2. The Oakland police union is still refusing to pay into pension plans, saying that it doesn’t “trust” City Hall to hire more cops from the money it will save, the Chron reports. The union’s hard-line stance comes as the department continues to lose officers through attrition and follows the city council’s decision to lay off eighty officers in July because of the union’s refusal to contribute to retirement plans. Mayor-elect Jean Quan has said that she will hire more officers if cops agree to start paying 9 percent of their pensions — just like all other city employees do.

3. Governor Schwarzenegger plans to propose a series of “ugly” cuts to the state Legislature in the lame-duck special session in an effort to close a $6 billion budget gap this year, AP reports. The Mercury News reports that the state’s budget mess could further devastate California public schools. But the LA Times reports that the Democrat-controlled Legislature plans to ignore Schwarzenegger’s proposal and will wait to deal with the deficit problem until after Governor-elect Jerry Brown takes office in January.

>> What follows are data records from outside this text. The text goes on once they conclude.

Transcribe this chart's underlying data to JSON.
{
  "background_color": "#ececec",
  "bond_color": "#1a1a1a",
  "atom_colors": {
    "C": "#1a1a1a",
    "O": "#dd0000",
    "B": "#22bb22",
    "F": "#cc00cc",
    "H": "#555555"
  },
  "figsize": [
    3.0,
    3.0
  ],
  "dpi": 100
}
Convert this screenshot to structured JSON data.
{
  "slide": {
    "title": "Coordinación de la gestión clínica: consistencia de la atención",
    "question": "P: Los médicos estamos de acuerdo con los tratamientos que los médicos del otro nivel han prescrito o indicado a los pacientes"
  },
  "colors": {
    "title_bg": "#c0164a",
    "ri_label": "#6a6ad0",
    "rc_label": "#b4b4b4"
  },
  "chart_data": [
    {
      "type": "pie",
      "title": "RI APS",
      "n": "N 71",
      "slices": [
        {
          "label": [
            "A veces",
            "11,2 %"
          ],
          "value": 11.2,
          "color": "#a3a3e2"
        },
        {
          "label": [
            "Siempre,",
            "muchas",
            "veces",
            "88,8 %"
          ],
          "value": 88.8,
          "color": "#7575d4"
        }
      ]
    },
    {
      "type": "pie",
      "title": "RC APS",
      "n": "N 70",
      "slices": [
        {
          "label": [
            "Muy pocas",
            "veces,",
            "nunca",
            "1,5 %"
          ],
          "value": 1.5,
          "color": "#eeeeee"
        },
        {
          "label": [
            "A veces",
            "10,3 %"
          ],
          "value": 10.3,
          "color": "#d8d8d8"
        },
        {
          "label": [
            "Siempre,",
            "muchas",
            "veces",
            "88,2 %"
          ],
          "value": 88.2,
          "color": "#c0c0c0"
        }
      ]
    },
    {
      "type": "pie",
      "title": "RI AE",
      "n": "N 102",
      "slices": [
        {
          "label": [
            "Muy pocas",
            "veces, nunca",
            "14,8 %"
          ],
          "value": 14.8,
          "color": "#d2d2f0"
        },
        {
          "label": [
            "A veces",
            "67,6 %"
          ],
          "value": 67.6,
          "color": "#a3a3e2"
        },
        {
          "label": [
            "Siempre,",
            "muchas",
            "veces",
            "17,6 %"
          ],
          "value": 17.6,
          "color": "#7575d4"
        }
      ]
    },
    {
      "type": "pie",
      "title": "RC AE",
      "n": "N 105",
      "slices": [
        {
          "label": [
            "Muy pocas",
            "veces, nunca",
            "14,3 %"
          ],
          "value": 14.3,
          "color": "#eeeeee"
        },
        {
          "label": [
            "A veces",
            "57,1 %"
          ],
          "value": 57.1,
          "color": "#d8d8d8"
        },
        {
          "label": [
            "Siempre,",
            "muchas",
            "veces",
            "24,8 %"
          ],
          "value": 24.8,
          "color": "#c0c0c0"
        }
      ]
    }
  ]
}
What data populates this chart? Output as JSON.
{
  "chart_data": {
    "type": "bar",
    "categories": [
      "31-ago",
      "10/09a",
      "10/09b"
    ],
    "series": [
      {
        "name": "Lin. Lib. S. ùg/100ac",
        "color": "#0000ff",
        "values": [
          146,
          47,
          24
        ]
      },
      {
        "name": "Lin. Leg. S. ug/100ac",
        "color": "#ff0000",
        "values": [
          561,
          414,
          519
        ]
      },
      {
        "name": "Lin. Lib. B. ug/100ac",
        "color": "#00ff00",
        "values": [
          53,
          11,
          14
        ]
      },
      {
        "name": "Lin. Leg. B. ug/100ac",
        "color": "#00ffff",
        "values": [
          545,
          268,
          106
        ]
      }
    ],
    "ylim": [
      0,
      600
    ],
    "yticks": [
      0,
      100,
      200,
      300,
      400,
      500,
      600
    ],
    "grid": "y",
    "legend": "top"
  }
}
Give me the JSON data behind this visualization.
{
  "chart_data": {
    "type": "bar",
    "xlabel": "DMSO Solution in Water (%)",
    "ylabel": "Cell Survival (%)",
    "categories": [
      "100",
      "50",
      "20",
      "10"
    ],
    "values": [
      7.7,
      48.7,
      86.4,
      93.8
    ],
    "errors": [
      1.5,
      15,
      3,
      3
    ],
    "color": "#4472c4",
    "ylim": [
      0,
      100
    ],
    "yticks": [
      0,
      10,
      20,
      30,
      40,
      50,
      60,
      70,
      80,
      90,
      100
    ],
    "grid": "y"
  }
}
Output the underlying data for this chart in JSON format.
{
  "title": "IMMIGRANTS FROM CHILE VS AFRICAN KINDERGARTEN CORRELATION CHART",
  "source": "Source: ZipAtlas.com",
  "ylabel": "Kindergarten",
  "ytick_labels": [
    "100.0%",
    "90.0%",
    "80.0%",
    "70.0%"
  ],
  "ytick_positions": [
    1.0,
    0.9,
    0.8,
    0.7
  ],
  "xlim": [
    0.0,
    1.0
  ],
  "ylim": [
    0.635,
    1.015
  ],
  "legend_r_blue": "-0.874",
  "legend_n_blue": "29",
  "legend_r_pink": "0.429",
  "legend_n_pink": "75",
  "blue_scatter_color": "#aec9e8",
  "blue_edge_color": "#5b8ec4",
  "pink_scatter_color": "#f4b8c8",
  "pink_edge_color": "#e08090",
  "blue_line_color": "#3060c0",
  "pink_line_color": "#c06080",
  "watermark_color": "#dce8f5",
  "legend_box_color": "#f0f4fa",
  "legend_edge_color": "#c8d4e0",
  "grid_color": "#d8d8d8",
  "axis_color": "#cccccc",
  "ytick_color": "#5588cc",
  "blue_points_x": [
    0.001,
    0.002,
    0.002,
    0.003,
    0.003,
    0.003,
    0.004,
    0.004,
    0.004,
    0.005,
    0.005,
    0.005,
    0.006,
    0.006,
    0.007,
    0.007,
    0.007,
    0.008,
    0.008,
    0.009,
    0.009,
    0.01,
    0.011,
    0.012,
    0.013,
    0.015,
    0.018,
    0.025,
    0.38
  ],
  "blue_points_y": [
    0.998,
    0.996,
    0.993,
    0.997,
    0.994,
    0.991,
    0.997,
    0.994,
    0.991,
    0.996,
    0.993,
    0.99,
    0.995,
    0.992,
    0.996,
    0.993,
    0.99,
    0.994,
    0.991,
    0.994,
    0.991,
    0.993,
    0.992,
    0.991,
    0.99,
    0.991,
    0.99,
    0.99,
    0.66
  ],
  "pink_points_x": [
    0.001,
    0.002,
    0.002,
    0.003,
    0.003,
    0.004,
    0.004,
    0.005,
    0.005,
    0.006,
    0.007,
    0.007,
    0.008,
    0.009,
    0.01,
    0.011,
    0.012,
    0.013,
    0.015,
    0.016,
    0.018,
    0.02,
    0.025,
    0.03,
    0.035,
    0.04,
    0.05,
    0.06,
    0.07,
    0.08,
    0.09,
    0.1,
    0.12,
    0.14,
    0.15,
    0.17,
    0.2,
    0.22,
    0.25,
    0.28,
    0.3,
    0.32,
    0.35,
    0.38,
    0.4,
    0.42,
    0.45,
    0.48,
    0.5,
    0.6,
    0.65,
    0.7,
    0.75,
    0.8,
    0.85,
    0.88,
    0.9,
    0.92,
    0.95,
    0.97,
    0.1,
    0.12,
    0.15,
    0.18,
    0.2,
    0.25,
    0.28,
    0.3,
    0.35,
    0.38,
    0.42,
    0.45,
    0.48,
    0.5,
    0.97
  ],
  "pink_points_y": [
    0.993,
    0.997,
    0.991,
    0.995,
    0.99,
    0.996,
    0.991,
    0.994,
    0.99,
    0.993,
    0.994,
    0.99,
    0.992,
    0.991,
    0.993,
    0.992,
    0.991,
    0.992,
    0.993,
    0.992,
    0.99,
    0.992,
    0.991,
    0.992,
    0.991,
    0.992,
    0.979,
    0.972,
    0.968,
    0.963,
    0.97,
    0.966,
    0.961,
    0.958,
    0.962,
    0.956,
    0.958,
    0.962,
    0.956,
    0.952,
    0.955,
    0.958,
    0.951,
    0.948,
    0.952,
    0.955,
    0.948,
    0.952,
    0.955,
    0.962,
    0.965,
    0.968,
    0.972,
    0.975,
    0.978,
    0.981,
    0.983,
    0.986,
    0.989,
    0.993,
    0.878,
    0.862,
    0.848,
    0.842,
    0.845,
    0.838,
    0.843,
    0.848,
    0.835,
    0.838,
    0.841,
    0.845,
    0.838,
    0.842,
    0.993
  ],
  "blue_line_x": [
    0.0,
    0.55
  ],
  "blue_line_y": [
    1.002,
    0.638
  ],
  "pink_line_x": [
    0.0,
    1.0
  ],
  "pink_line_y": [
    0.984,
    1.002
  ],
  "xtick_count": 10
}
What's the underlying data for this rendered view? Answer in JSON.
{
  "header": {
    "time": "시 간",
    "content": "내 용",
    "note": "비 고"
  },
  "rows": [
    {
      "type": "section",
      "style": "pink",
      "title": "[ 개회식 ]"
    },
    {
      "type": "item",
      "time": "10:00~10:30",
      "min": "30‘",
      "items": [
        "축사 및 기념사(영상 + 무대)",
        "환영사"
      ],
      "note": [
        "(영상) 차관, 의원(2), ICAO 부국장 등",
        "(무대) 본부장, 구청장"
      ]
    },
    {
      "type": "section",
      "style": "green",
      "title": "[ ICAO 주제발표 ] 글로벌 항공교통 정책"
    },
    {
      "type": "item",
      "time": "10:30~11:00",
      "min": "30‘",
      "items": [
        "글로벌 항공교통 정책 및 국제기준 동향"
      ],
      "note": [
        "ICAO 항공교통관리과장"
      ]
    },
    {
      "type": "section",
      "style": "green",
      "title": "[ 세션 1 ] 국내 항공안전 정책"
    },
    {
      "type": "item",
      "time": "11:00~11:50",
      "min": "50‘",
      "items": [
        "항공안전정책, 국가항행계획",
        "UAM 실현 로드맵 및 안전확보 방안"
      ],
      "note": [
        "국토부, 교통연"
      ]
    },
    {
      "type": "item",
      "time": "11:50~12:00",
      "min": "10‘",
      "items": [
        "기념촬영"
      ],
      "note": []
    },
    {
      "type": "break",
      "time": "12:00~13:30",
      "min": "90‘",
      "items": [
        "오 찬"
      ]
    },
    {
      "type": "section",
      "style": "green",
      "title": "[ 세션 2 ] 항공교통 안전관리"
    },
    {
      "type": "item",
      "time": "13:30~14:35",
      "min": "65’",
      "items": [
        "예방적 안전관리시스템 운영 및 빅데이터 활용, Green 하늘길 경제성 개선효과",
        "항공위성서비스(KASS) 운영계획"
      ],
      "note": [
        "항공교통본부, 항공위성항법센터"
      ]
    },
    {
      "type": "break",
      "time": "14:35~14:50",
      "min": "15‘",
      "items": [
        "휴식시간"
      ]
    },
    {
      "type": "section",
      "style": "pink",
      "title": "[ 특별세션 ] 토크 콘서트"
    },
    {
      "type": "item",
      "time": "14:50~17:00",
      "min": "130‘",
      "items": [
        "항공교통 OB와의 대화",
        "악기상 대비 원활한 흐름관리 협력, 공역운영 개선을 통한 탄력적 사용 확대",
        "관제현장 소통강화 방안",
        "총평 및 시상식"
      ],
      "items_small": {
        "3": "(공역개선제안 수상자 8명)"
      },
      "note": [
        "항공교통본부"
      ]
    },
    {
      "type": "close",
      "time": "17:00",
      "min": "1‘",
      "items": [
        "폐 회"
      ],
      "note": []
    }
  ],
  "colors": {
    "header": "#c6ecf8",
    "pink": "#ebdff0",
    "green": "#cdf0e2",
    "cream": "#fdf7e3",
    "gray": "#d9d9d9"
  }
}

4. The federal appeals hearing on Proposition 8 will be televised this morning at 10 on C-SPAN, the LA Times notes. The hearing will feature two parts. First, it will concentrate on whether opponents of gay marriage have legal standing to appeal a lower court ruling that overturned Prop 8. And then the hearing will focus on the whether banning same-sex nuptials violates the US Constitution.

5. Democrats and Republicans in the US Senate are close to reaching a budget deal that would extend the Bush tax cuts for everyone in exchange for continuing jobless benefits for the long-term unemployed, the LA Times reports. The proposed compromise deal comes after Senate Republicans on Saturday blocked legislation that would have given tax breaks to middle and lower-income Americans, and allowed the Bush tax cuts for the wealthy to expire. The proposed compromise deal also promises to further deepen the nation's budget deficit.

6. A Los Angeles judge denied bail to Johannes Mehserle, saying the ex-BART cop who killed train-rider Oscar Grant likely will not win an appeal of his involuntary manslaughter conviction, the Trib reports. The ruling means Mehserle will have to serve his prison sentence while his appeal moves through the courts.